The IRB offers the following guidance with regards to human genetics research:

  1. Genetics research subjects or, when appropriate, their guardians are required to provide voluntary, informed written consent.

  2. Participants should have the option of selecting whether or not they want access to the genetic information generated by the study. Their decision should be recorded in the informed consent form.

  3. Participants should be informed that in pedigree analysis and family linkage studies, the investigation might determine that some members of their family are not genetic relatives. However, those results will not be disseminated. Furthermore, it is sometimes possible that other family members may learn private genetic information about the participant.

  4. Where genetic research may generate information important to the relative of a research subject, the subject's consent should be sought prior to approaching relevant family members. If there is a threat to a family member's health and the participant refuses permission to disclose his or her genetic information, the investigator must consider whether the threat is sufficiently serious  so as to warrant disclosure without the participant's consent. In these cases, ethics committees are available for guidance.

  5. Researchers should be aware of the pressure that may be applied by other family members to participate in studies. They should be particularly sensitive to the issue in the context of research that is burdensome or carries risks, such as the possibility of revealing information that might be predictive of future illness. The recruitment of family members identified by a participant should only be undertaken if the participant agrees, and with the participant's assistance if possible.

  6. There are many levels of confidence in science and in the uses of information, making it difficult to propose universal standards for consent for unspecified future genetic research. Therefore, the IRB proposes three (3) tiers of consent for unspecified future genetic research.

    • De-identified.  The sample source is completely de-identified: a) only the sex and age of the source are identified; and b) the donor has no possibility of receiving individual results or rewards. This does not require prior consent but does require IRB approval.

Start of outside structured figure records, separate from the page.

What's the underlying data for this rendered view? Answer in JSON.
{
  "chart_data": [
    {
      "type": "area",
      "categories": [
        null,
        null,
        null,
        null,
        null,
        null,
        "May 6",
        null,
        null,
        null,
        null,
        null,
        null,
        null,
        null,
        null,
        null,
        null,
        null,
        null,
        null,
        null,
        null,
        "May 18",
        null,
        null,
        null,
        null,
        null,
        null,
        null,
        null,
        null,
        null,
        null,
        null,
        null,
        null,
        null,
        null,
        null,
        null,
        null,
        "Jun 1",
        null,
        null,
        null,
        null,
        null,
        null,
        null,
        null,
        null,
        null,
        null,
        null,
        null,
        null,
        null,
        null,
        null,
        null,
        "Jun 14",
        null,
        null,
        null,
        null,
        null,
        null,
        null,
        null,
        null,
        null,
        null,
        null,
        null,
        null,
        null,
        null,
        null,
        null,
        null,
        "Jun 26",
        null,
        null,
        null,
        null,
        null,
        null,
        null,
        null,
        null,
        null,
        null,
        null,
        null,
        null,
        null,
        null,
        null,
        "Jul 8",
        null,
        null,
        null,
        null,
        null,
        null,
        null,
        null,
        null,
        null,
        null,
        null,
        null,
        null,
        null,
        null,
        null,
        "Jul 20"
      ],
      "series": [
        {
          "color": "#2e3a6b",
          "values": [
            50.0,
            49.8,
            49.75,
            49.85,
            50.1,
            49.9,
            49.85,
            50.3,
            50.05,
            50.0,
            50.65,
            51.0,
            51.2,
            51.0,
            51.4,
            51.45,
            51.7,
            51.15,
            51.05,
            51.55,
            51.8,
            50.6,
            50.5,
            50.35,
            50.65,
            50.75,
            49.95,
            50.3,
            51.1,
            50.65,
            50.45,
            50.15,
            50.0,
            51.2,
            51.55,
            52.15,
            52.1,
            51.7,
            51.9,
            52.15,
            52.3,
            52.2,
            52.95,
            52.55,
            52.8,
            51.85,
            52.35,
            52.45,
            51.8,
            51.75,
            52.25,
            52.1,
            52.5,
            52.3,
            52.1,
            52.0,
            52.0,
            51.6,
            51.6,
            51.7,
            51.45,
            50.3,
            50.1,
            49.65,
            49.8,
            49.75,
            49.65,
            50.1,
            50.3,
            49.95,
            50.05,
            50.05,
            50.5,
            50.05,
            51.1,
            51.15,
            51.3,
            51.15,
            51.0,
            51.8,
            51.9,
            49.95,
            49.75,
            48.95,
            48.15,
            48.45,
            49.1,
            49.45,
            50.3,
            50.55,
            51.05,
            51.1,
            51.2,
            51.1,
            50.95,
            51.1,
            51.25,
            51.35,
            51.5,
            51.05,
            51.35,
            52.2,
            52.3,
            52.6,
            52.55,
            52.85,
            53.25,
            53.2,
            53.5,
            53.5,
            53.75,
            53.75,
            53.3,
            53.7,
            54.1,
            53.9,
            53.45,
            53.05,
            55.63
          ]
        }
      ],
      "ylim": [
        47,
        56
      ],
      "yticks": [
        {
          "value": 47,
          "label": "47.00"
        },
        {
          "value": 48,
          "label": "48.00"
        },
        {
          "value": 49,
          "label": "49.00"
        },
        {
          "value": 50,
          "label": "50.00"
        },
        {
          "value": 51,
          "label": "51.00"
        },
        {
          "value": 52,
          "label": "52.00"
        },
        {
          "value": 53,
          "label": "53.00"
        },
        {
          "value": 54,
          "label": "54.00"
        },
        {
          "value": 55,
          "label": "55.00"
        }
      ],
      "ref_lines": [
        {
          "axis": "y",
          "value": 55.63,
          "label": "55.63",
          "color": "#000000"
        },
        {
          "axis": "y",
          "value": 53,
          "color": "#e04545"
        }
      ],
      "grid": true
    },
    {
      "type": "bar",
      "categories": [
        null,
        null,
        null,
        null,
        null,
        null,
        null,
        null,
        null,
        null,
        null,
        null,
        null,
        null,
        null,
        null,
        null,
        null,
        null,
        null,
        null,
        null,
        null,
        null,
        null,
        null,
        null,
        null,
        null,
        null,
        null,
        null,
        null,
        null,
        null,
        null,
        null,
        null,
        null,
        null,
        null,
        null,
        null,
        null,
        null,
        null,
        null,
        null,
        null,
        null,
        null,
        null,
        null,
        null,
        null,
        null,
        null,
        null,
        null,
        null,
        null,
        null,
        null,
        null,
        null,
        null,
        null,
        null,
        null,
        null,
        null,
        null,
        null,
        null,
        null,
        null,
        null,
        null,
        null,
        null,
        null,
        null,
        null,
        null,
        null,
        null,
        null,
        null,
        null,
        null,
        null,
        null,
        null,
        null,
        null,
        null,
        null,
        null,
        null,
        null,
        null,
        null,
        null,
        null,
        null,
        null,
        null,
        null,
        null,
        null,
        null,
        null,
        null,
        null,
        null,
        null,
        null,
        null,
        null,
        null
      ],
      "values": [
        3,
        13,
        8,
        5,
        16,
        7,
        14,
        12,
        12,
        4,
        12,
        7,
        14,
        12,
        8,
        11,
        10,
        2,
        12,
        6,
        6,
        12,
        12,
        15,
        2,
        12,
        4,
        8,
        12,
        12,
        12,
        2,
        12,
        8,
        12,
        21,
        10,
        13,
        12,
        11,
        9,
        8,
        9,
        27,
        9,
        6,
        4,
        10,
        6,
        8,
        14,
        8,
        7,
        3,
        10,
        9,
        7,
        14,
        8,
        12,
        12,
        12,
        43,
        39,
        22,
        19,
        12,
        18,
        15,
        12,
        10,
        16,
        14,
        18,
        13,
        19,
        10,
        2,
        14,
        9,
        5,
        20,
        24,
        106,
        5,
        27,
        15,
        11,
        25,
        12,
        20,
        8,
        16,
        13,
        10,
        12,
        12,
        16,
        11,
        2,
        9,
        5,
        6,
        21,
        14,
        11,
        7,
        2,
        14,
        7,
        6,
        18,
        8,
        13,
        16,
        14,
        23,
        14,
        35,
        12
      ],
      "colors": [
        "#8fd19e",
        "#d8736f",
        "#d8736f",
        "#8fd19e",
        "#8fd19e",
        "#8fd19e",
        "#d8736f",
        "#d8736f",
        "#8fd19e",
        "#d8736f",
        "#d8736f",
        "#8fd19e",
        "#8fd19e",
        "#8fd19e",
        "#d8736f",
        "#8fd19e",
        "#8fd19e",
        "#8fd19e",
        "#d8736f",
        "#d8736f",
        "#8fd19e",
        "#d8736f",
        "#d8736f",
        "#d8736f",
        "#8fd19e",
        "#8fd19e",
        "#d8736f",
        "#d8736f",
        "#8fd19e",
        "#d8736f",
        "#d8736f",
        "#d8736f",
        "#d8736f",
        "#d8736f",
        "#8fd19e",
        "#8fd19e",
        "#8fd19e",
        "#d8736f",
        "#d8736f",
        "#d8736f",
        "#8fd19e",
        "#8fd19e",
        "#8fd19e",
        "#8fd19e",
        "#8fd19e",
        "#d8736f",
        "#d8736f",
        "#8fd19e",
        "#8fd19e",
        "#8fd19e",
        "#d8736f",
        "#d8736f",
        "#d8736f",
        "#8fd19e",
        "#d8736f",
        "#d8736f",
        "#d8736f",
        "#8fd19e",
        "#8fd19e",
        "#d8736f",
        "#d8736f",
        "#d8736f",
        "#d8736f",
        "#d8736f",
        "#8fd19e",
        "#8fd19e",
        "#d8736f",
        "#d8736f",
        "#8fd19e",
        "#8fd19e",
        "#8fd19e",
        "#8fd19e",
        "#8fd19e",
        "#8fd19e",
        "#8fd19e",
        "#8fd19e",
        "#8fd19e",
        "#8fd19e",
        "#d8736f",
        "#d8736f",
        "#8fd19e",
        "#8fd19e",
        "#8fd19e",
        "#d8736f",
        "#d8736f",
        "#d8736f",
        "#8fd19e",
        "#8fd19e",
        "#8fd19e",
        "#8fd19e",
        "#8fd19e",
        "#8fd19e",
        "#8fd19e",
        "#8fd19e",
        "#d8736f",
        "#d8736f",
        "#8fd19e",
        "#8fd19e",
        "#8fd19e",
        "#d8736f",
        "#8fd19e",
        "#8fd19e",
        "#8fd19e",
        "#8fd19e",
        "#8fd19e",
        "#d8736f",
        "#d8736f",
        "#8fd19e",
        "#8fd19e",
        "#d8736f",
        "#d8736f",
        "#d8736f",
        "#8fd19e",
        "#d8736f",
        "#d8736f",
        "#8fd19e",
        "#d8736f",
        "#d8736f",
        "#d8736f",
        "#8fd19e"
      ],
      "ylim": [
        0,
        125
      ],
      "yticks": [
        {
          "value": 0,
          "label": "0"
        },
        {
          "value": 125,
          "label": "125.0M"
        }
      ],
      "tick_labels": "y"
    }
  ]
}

    • Coded or potentially identifiable.  If the sample source has the possibility of identifying a number of characteristics, such as, age, sex, dates of exposure or general health habits, but not individuals, the donor may receive general information, if desired, regarding research results. There will be no attempt to personalize the research results. To prevent the possibility of access to the information by others, the researcher will ensure all information of pertinence to individuals will be protected. Clinically relevant information can be given to the participant on request. This requires informed consent for the overall study but not for each specific use of the genetic materials. Researchers are obligated to consider how to deal with informing sample donors of clinically relevant results should they be discovered. IRB approval is required.

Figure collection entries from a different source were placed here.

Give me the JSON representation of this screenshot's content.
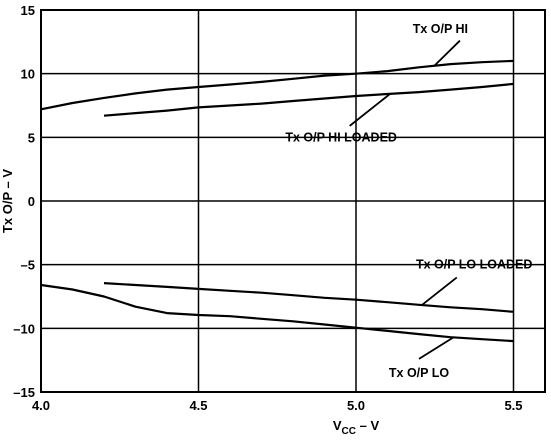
{
  "chart_data": {
    "type": "line",
    "title": "",
    "xlabel": "V",
    "xlabel_sub": "CC",
    "xlabel_suffix": " – V",
    "ylabel": "Tx O/P – V",
    "xlim": [
      4.0,
      5.6
    ],
    "ylim": [
      -15,
      15
    ],
    "xticks": [
      "4.0",
      "4.5",
      "5.0",
      "5.5"
    ],
    "yticks": [
      "15",
      "10",
      "5",
      "0",
      "–5",
      "–10",
      "–15"
    ],
    "grid": true,
    "series": [
      {
        "name": "Tx O/P HI",
        "x": [
          4.0,
          4.1,
          4.2,
          4.3,
          4.4,
          4.5,
          4.6,
          4.7,
          4.8,
          4.9,
          5.0,
          5.1,
          5.2,
          5.3,
          5.4,
          5.5
        ],
        "y": [
          7.2,
          7.7,
          8.1,
          8.45,
          8.75,
          8.95,
          9.15,
          9.35,
          9.6,
          9.85,
          10.0,
          10.2,
          10.5,
          10.75,
          10.9,
          11.0
        ]
      },
      {
        "name": "Tx O/P HI LOADED",
        "x": [
          4.2,
          4.3,
          4.4,
          4.5,
          4.6,
          4.7,
          4.8,
          4.9,
          5.0,
          5.1,
          5.2,
          5.3,
          5.4,
          5.5
        ],
        "y": [
          6.7,
          6.9,
          7.1,
          7.35,
          7.5,
          7.65,
          7.85,
          8.05,
          8.25,
          8.4,
          8.55,
          8.75,
          8.95,
          9.2
        ]
      },
      {
        "name": "Tx O/P LO LOADED",
        "x": [
          4.2,
          4.3,
          4.4,
          4.5,
          4.6,
          4.7,
          4.8,
          4.9,
          5.0,
          5.1,
          5.2,
          5.3,
          5.4,
          5.5
        ],
        "y": [
          -6.45,
          -6.6,
          -6.75,
          -6.9,
          -7.05,
          -7.2,
          -7.4,
          -7.6,
          -7.75,
          -7.95,
          -8.15,
          -8.35,
          -8.5,
          -8.7
        ]
      },
      {
        "name": "Tx O/P LO",
        "x": [
          4.0,
          4.1,
          4.2,
          4.3,
          4.4,
          4.5,
          4.6,
          4.7,
          4.8,
          4.9,
          5.0,
          5.1,
          5.2,
          5.3,
          5.4,
          5.5
        ],
        "y": [
          -6.6,
          -6.95,
          -7.5,
          -8.3,
          -8.8,
          -8.95,
          -9.05,
          -9.25,
          -9.45,
          -9.7,
          -9.95,
          -10.2,
          -10.45,
          -10.7,
          -10.85,
          -11.0
        ]
      }
    ]
  }
}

    • Identifiable.  If the sample source is to have open-ended identification, the researcher can obtain as much coded information as necessary for the study. The subjects must be re-consented in advance and they may, if they desire, receive their individual research results.

 

Genetic research involving children

Genetic research involving children involves special ethical obligations. Children may be at particular risk of perceived adverse consequences, both within and outside their families, as a result of genetic testing. The protocol should include a formal discussion with parents about the decision where and when to reveal genetic information to children. If the child is over seven (7) years of age, s/he should be given age-appropriate genetic counseling and where appropriate, consent forms for assent to the testing.

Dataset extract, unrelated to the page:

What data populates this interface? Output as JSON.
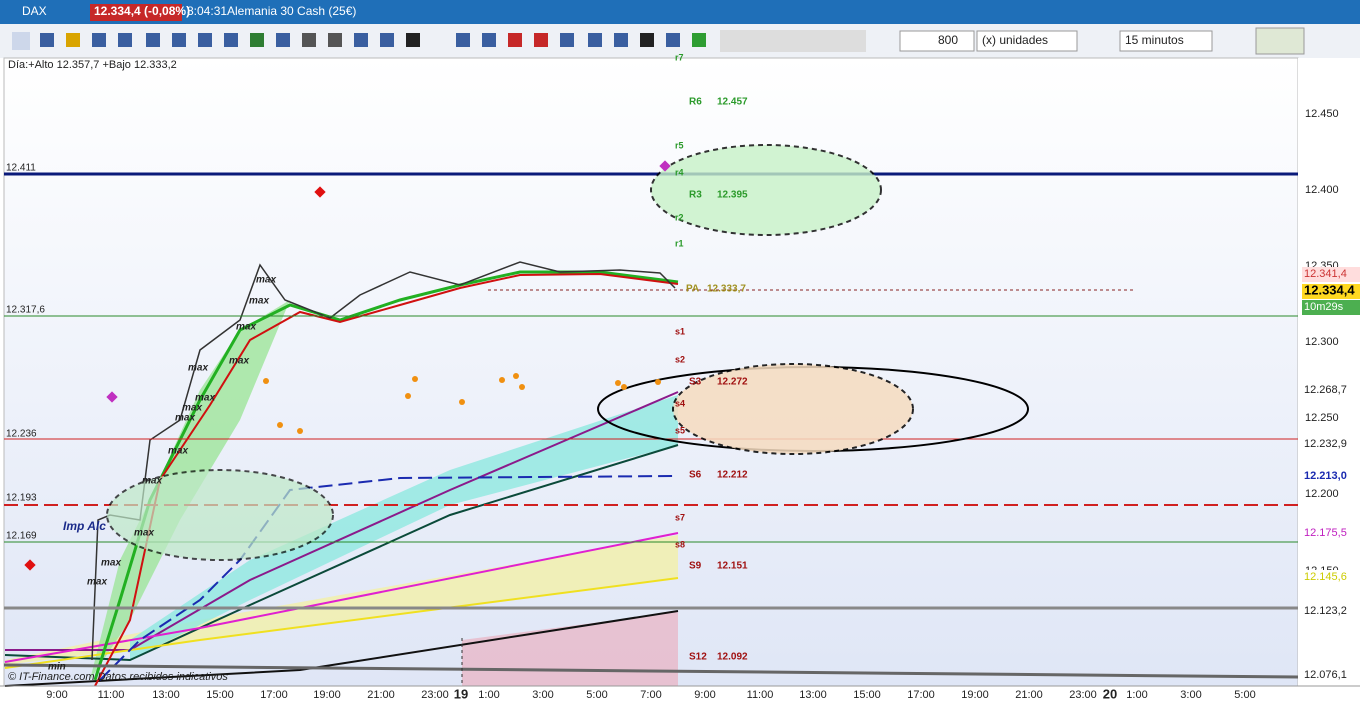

For research that involves more than minimal risk with no prospect of direct benefit to the child, or for research that requires approval of the Health and Human Services Secretary, the study must either be 1) related to the child’s status as a ward, or 2) be conducted in schools, camps, hospitals, institutions, or similar settings in which the majority of children involved as subjects are not wards. [45 CFR 46.406-409]. The IRB is required to appoint an advocate for each child who is a ward. The advocate is required to have the background and experience to act in, and agrees to act in, the best interests of the child for the duration of the child’s participation in the research and who is not associated in any way with the research, the investigator, or the guardian organization. The requirement for an advocate is in addition to gaining permission from any other person acting on behalf of the child as guardian or in loco parentis.